To ensure the right person is getting billed, the Dash Cart also features an onboard QR code reader that allows people to sign-in to their Amazon account with their phones, while a small built-in screen allows you to check your Alexa Shopping List and view an updated subtotal alongside a list of items in your cart.
Meanwhile, for items like fruit or veggies that don’t have an easily scannable barcode, the Dash Cart has an integrated scale, which allows users to enter a PLU code for the item they want, while the cart automatically weighs the item after it’s placed inside. Then, the only thing you need to do is confirm the weight of the item.
For Amazon, the advantages of the Dash Cart are clear, as it allows Amazon to build or convert traditional grocery stores into cashless stores without needing to install the expensive and complicated camera system it uses in its Go stores.
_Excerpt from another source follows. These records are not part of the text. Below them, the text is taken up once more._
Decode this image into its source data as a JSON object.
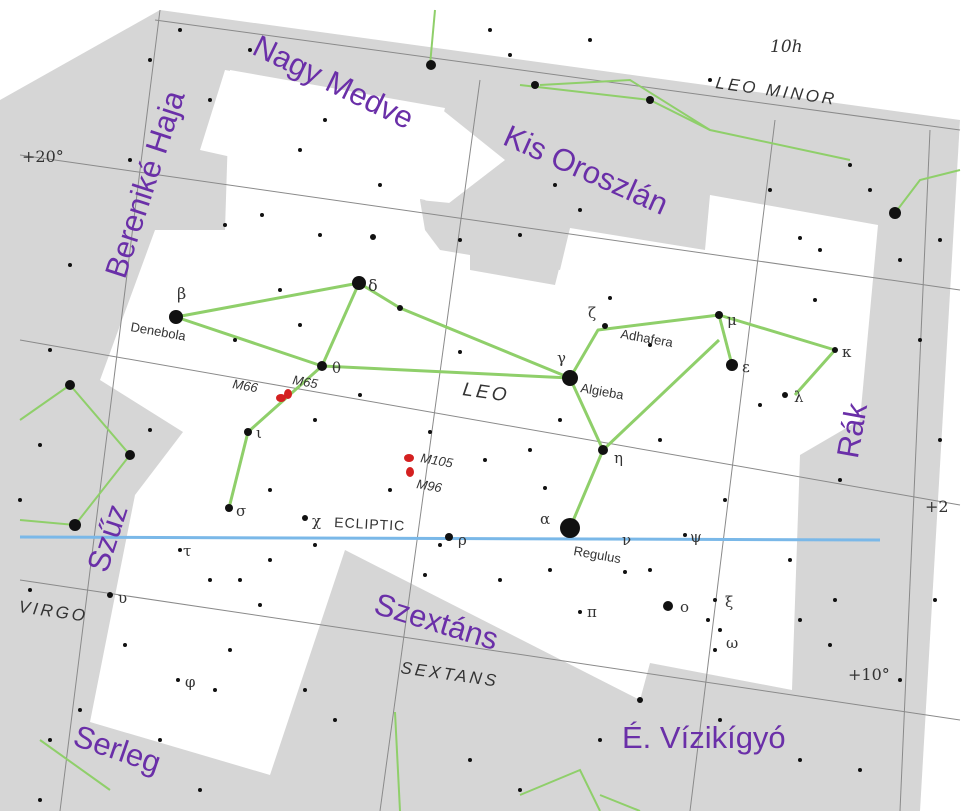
{
  "constellation": {
    "label": "LEO"
  },
  "neighbors_en": {
    "leo_minor": "LEO MINOR",
    "virgo": "VIRGO",
    "sextans": "SEXTANS",
    "ecliptic": "ECLIPTIC"
  },
  "hungarian_labels": {
    "ursa_major": "Nagy Medve",
    "leo_minor": "Kis Oroszlán",
    "coma": "Bereniké Haja",
    "cancer": "Rák",
    "virgo": "Szűz",
    "sextans": "Szextáns",
    "crater": "Serleg",
    "hydra": "É. Vízikígyó"
  },
  "stars": {
    "denebola": "Denebola",
    "beta": "β",
    "delta": "δ",
    "theta": "θ",
    "iota": "ι",
    "sigma": "σ",
    "chi": "χ",
    "tau": "τ",
    "upsilon": "υ",
    "phi": "φ",
    "rho": "ρ",
    "alpha": "α",
    "regulus": "Regulus",
    "nu": "ν",
    "psi": "ψ",
    "pi": "π",
    "xi": "ξ",
    "omicron": "o",
    "omega": "ω",
    "eta": "η",
    "gamma": "γ",
    "algieba": "Algieba",
    "zeta": "ζ",
    "adhafera": "Adhafera",
    "mu": "μ",
    "epsilon": "ε",
    "kappa": "κ",
    "lambda": "λ"
  },
  "deep_sky": {
    "m66": "M66",
    "m65": "M65",
    "m105": "M105",
    "m96": "M96"
  },
  "coordinates": {
    "ra_10h": "10h",
    "dec_plus20_left": "+20°",
    "dec_plus20_right": "+2",
    "dec_plus10": "+10°"
  },
  "colors": {
    "background": "#ffffff",
    "neighbor_region": "#d6d6d6",
    "constellation_region": "#ffffff",
    "grid_line": "#8a8a8a",
    "figure_line": "#8fcf6a",
    "ecliptic": "#7ab8e8",
    "star": "#111111",
    "deep_sky_object": "#d42020",
    "label_text": "#333333",
    "hungarian_text": "#6a2fa8"
  }
}
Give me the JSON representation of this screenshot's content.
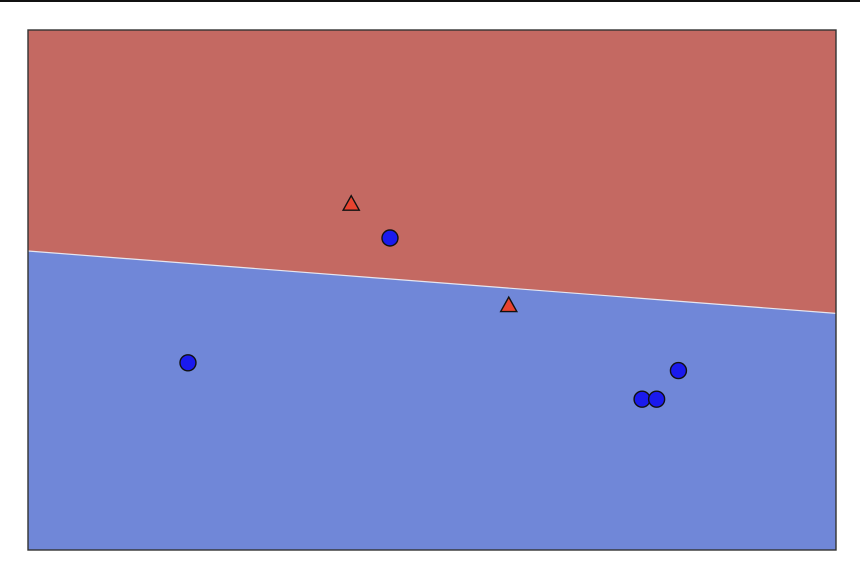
{
  "chart_data": {
    "type": "scatter",
    "title": "",
    "xlabel": "",
    "ylabel": "",
    "grid": false,
    "xlim": [
      0,
      10
    ],
    "ylim": [
      0,
      10
    ],
    "decision_boundary": {
      "description_type": "linear",
      "left": [
        0,
        5.75
      ],
      "right": [
        10,
        4.55
      ]
    },
    "regions": [
      {
        "class": "triangle",
        "color": "#c46962"
      },
      {
        "class": "circle",
        "color": "#7087d8"
      }
    ],
    "series": [
      {
        "marker": "triangle",
        "color": "#e8432f",
        "points": [
          {
            "x": 4.0,
            "y": 6.65
          },
          {
            "x": 5.95,
            "y": 4.7
          }
        ]
      },
      {
        "marker": "circle",
        "color": "#1a1aee",
        "points": [
          {
            "x": 4.48,
            "y": 6.0
          },
          {
            "x": 1.98,
            "y": 3.6
          },
          {
            "x": 7.6,
            "y": 2.9
          },
          {
            "x": 7.78,
            "y": 2.9
          },
          {
            "x": 8.05,
            "y": 3.45
          }
        ]
      }
    ]
  }
}
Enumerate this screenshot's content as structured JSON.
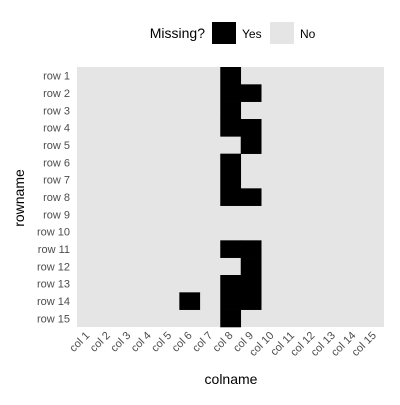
{
  "chart_data": {
    "type": "heatmap",
    "title": "",
    "xlabel": "colname",
    "ylabel": "rowname",
    "x": [
      "col 1",
      "col 2",
      "col 3",
      "col 4",
      "col 5",
      "col 6",
      "col 7",
      "col 8",
      "col 9",
      "col 10",
      "col 11",
      "col 12",
      "col 13",
      "col 14",
      "col 15"
    ],
    "y": [
      "row 1",
      "row 2",
      "row 3",
      "row 4",
      "row 5",
      "row 6",
      "row 7",
      "row 8",
      "row 9",
      "row 10",
      "row 11",
      "row 12",
      "row 13",
      "row 14",
      "row 15"
    ],
    "missing": [
      [
        "row 1",
        "col 8"
      ],
      [
        "row 2",
        "col 8"
      ],
      [
        "row 2",
        "col 9"
      ],
      [
        "row 3",
        "col 8"
      ],
      [
        "row 4",
        "col 8"
      ],
      [
        "row 4",
        "col 9"
      ],
      [
        "row 5",
        "col 9"
      ],
      [
        "row 6",
        "col 8"
      ],
      [
        "row 7",
        "col 8"
      ],
      [
        "row 8",
        "col 8"
      ],
      [
        "row 8",
        "col 9"
      ],
      [
        "row 11",
        "col 8"
      ],
      [
        "row 11",
        "col 9"
      ],
      [
        "row 12",
        "col 9"
      ],
      [
        "row 13",
        "col 8"
      ],
      [
        "row 13",
        "col 9"
      ],
      [
        "row 14",
        "col 6"
      ],
      [
        "row 14",
        "col 8"
      ],
      [
        "row 14",
        "col 9"
      ],
      [
        "row 15",
        "col 8"
      ]
    ],
    "legend": {
      "title": "Missing?",
      "position": "top",
      "items": [
        {
          "label": "Yes",
          "color": "#000000"
        },
        {
          "label": "No",
          "color": "#e5e5e5"
        }
      ]
    },
    "colors": {
      "missing": "#000000",
      "present": "#e5e5e5"
    }
  }
}
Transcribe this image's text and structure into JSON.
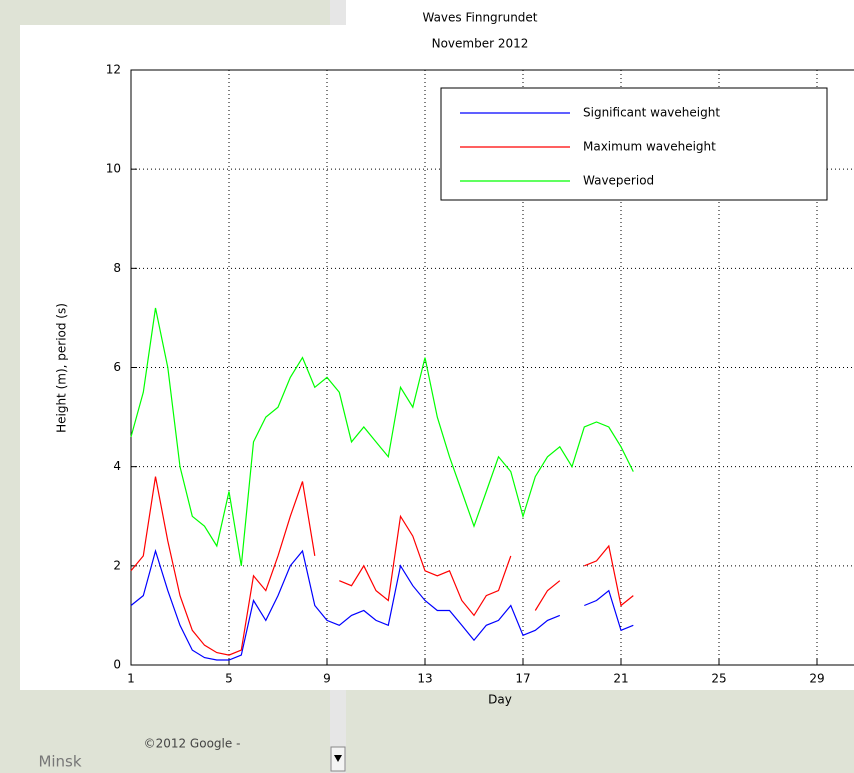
{
  "chart_data": {
    "type": "line",
    "title": "Waves Finngrundet",
    "subtitle": "November 2012",
    "x_label": "Day",
    "y_label": "Height (m), period (s)",
    "x": [
      1,
      1.5,
      2,
      2.5,
      3,
      3.5,
      4,
      4.5,
      5,
      5.5,
      6,
      6.5,
      7,
      7.5,
      8,
      8.5,
      9,
      9.5,
      10,
      10.5,
      11,
      11.5,
      12,
      12.5,
      13,
      13.5,
      14,
      14.5,
      15,
      15.5,
      16,
      16.5,
      17,
      17.5,
      18,
      18.5,
      19,
      19.5,
      20,
      20.5,
      21,
      21.5
    ],
    "series": [
      {
        "name": "Significant waveheight",
        "color": "#0000ff",
        "values": [
          1.2,
          1.4,
          2.3,
          1.5,
          0.8,
          0.3,
          0.15,
          0.1,
          0.1,
          0.2,
          1.3,
          0.9,
          1.4,
          2.0,
          2.3,
          1.2,
          0.9,
          0.8,
          1.0,
          1.1,
          0.9,
          0.8,
          2.0,
          1.6,
          1.3,
          1.1,
          1.1,
          0.8,
          0.5,
          0.8,
          0.9,
          1.2,
          0.6,
          0.7,
          0.9,
          1.0,
          null,
          1.2,
          1.3,
          1.5,
          0.7,
          0.8
        ]
      },
      {
        "name": "Maximum waveheight",
        "color": "#ff0000",
        "values": [
          1.9,
          2.2,
          3.8,
          2.5,
          1.4,
          0.7,
          0.4,
          0.25,
          0.2,
          0.3,
          1.8,
          1.5,
          2.2,
          3.0,
          3.7,
          2.2,
          null,
          1.7,
          1.6,
          2.0,
          1.5,
          1.3,
          3.0,
          2.6,
          1.9,
          1.8,
          1.9,
          1.3,
          1.0,
          1.4,
          1.5,
          2.2,
          null,
          1.1,
          1.5,
          1.7,
          null,
          2.0,
          2.1,
          2.4,
          1.2,
          1.4
        ]
      },
      {
        "name": "Waveperiod",
        "color": "#00ff00",
        "values": [
          4.6,
          5.5,
          7.2,
          6.0,
          4.0,
          3.0,
          2.8,
          2.4,
          3.5,
          2.0,
          4.5,
          5.0,
          5.2,
          5.8,
          6.2,
          5.6,
          5.8,
          5.5,
          4.5,
          4.8,
          4.5,
          4.2,
          5.6,
          5.2,
          6.2,
          5.0,
          4.2,
          3.5,
          2.8,
          3.5,
          4.2,
          3.9,
          3.0,
          3.8,
          4.2,
          4.4,
          4.0,
          4.8,
          4.9,
          4.8,
          4.4,
          3.9
        ]
      }
    ],
    "xlim": [
      1,
      31
    ],
    "xticks": [
      1,
      5,
      9,
      13,
      17,
      21,
      25,
      29
    ],
    "ylim": [
      0,
      12
    ],
    "yticks": [
      0,
      2,
      4,
      6,
      8,
      10,
      12
    ],
    "grid": true,
    "legend": "upper right"
  },
  "background": {
    "map_labels": [
      "Minsk",
      "©2012 Google -"
    ]
  }
}
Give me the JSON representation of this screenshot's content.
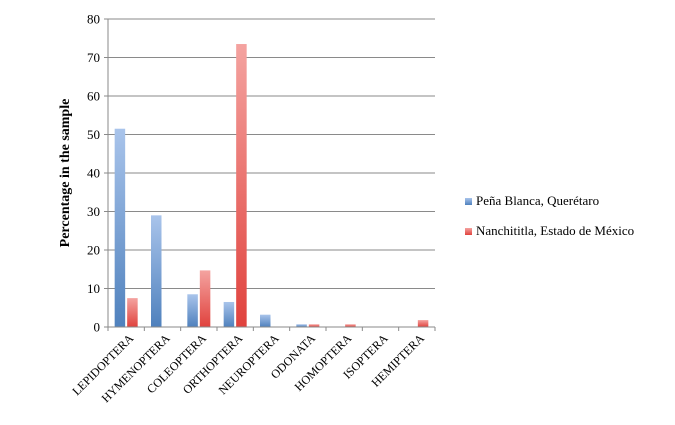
{
  "chart_data": {
    "type": "bar",
    "title": "",
    "xlabel": "",
    "ylabel": "Percentage in the sample",
    "ylim": [
      0,
      80
    ],
    "yticks": [
      0,
      10,
      20,
      30,
      40,
      50,
      60,
      70,
      80
    ],
    "grid": true,
    "legend_position": "right",
    "categories": [
      "LEPIDOPTERA",
      "HYMENOPTERA",
      "COLEOPTERA",
      "ORTHOPTERA",
      "NEUROPTERA",
      "ODONATA",
      "HOMOPTERA",
      "ISOPTERA",
      "HEMIPTERA"
    ],
    "series": [
      {
        "name": "Peña Blanca, Querétaro",
        "color": "#4f81bd",
        "light": "#a9c4eb",
        "values": [
          51.5,
          29,
          8.5,
          6.5,
          3.2,
          0.7,
          0,
          0,
          0
        ]
      },
      {
        "name": "Nanchititla, Estado de México",
        "color": "#e0423d",
        "light": "#f4a3a0",
        "values": [
          7.5,
          0,
          14.7,
          73.5,
          0,
          0.7,
          0.7,
          0,
          1.8
        ]
      }
    ]
  }
}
And while it isn’t available in stores just quite yet, Amazon says the Dash Cart will make its official debut at the company’s new Woodland Hills location in California, which is expected to open sometime later this year.
As for its downsides, one of the Dash Cart’s biggest drawbacks is limited capacity, as it only has enough room to accommodate two grocery bags. That means it’s really only good for small to medium size grocery trips and not your big weekly family shopping hauls. Furthermore, because the cameras and sensors mainly track what goes into the cart, Amazon will probably need more human clerks to help keep track of inventory or help resolve any technical difficulties, which would seem to go against the Amazon’s goals of automating as much of the shopping experience as possible.
That said, for people who might be creeped out by the thousands of cameras in a regular Go store watching their every move, the Dash Cart could be a suitable compromise, but we won’t really know until people actually get to use them sometime later this year.